Boston is set to take on the Los Angeles Dodgers in the Fall Classic, and games 3-5 of the series will take place at Dodger Stadium. Because of that, he’ll have to find a way to get J.D. Martinez’s bat into the lineup in the National League park.

But that won’t be easy. Andrew Benintendi has been reliable both at the plate and in the field, Jackie Bradley Jr.’s defense can’t be removed (and it helps that he’s gone scorched earth on offense lately) and Mookie Betts needs to stay in the lineup for obvious reasons. As such, it’s been entertained that perhaps Betts could play second base in those games.

Second base hardly is foreign to Betts, he was brought up through the minors as both a second baseman and an outfielder. He played the position for six innings this season against the New York Yankees when Ian Kinsler left the game with an injury, but otherwise he’s called right field his home most nights.

But if you go back to 2014 (we know, it seems like ages ago), Betts actually logged 14 games at second in the month of September. With that in mind, we figured this probably is a proper time to revisit (and by that we mean go down a Baseball Reference rabbit hole) how he did in those games, even if it was a little over four years ago.

Betts played his first Major League Baseball game at second on Sept. 13 in a loss to the Kansas City Royals. That was game 149 of the season, and he proceeded to play each remaining game there. Between extra innings and games where he didn’t have to play in the field during the ninth, he logged 122 innings at the position.

Over his time at second, he had 66 defensive chances. With those opportunities he made 25 putouts, 38 assists and three errors.

The three errors, you ask?

The first came in a 4-0 loss to the Pittsburgh Pirates on Sept. 16. Josh Harrison hit an infield single to Betts, but the then-21-year-old made an errant throw to first that allowed Harrison to reach second.

The second miscue, which took place in a Sept. 23 loss to the Tampa Bay Rays, came as Betts tried to turn a double play. Evan Longoria grounded to shortstop Jemile Weeks, who flipped to Betts. But as Betts tried to get Longoria at first, his throw went awry, which allowed Longoria to reach second.

Betts’ final error of the year came in a 3-2 loss to the Yankees on Sept. 26. Again, this one came on a double play attempt. With runners on first and second with one out, John Ryan Murphy grounded to shortstop Xander Bogaerts, who threw it to Betts at second.
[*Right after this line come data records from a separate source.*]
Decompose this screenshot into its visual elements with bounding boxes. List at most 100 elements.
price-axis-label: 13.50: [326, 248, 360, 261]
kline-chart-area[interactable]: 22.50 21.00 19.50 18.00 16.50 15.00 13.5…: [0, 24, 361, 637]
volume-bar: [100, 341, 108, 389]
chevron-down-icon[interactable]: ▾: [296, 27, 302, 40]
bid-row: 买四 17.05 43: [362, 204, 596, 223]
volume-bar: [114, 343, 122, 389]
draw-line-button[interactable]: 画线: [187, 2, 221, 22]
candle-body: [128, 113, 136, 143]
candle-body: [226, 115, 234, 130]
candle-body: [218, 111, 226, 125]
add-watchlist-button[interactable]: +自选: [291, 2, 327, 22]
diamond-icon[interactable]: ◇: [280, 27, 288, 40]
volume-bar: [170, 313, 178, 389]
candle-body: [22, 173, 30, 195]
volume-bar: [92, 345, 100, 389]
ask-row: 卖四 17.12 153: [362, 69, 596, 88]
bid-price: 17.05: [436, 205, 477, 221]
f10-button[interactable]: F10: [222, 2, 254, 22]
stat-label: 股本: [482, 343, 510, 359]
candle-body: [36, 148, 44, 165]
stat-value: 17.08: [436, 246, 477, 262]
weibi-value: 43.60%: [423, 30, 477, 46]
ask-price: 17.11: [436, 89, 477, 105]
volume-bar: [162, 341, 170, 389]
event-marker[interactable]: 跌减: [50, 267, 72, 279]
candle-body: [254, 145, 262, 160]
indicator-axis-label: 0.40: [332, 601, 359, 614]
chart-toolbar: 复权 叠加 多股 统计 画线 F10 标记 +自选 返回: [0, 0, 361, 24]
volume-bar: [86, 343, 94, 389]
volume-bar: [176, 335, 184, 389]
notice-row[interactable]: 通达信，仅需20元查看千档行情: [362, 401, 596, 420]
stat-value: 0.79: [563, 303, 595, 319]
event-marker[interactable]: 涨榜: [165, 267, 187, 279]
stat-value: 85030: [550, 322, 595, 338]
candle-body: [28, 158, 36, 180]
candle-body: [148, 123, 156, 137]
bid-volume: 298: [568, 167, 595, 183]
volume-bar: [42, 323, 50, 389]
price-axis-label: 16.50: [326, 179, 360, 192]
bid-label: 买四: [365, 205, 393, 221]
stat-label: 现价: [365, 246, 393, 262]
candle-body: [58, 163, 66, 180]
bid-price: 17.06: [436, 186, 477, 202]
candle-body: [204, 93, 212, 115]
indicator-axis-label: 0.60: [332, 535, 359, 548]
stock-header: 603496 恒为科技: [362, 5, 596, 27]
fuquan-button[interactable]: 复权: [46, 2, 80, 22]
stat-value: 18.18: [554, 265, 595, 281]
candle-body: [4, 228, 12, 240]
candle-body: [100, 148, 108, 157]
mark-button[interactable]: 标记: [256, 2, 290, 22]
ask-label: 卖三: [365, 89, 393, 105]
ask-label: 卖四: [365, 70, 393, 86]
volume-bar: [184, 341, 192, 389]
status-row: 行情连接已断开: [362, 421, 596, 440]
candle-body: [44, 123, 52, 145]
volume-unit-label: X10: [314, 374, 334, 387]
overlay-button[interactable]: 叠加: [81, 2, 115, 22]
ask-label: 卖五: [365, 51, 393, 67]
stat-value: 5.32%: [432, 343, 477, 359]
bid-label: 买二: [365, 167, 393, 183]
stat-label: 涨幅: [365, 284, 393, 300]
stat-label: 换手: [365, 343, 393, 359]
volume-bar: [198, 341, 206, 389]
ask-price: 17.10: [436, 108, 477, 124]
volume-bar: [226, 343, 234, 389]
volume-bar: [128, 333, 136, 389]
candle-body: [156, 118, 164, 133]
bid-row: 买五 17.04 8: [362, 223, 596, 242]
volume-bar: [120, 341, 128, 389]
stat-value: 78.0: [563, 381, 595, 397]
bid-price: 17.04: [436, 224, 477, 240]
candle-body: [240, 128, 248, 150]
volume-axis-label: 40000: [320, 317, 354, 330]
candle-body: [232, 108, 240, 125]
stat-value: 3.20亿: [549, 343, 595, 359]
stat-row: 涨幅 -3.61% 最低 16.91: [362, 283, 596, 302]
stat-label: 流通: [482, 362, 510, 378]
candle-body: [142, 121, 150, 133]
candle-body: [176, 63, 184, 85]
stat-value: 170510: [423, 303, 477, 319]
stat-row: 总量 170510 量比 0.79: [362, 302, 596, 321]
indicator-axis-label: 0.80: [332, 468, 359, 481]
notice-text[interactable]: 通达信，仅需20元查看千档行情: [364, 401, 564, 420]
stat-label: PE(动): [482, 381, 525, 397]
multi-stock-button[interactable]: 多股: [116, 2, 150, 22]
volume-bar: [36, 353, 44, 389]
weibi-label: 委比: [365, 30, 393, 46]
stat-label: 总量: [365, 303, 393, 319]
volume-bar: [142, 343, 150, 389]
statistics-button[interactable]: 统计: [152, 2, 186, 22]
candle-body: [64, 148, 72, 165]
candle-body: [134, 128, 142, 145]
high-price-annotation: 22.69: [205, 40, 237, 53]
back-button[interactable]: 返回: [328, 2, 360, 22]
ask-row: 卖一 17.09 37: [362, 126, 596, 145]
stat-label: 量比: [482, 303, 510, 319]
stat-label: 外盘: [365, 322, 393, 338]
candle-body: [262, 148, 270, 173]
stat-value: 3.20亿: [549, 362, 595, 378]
After getting the out, Betts’ poor throw resulted in an error, which allowed Francisco Cervelli to score from second base.

While Betts had some struggles turning double plays, he did turn seven over those 14 games. All told, he finished the year with a .955 fielding percentage.

So what does that mean for the upcoming series? Well, it would be something of a gamble for a few reasons. For one, even though Betts routinely takes ground balls at the position, that doesn’t mean he’s ready to be relied upon fully at the position. However, if keeping all the necessary bats in the lineup means Betts plays second, that honestly isn’t the worst situation.

The other potential concern is him getting hurt at second. One thing he doesn’t have to contend with in right field is guys (see: Manny Machado) performing an especially nasty takeout slide to try and break up a double play. You never want to see anyone get hurt, but losing Betts because someone went in studs up on him would put Cora and Co. in a pretty bad spot.

At the root of it, though, Betts is a remarkable athlete, and all things considered he could more than hold his own there. Sure, that very well could result in some potential snafus, but the history says throwing was more the problem for him than fielding. Is it possible that experience, even if it is in the outfield, will help alleviate those issues? Who knows.

Cora has a pretty big decision in front of him. But with all the pros and cons weighed, slotting Betts in at second seems like it may end up being the most logical decision once the Red Sox hit the West Coast.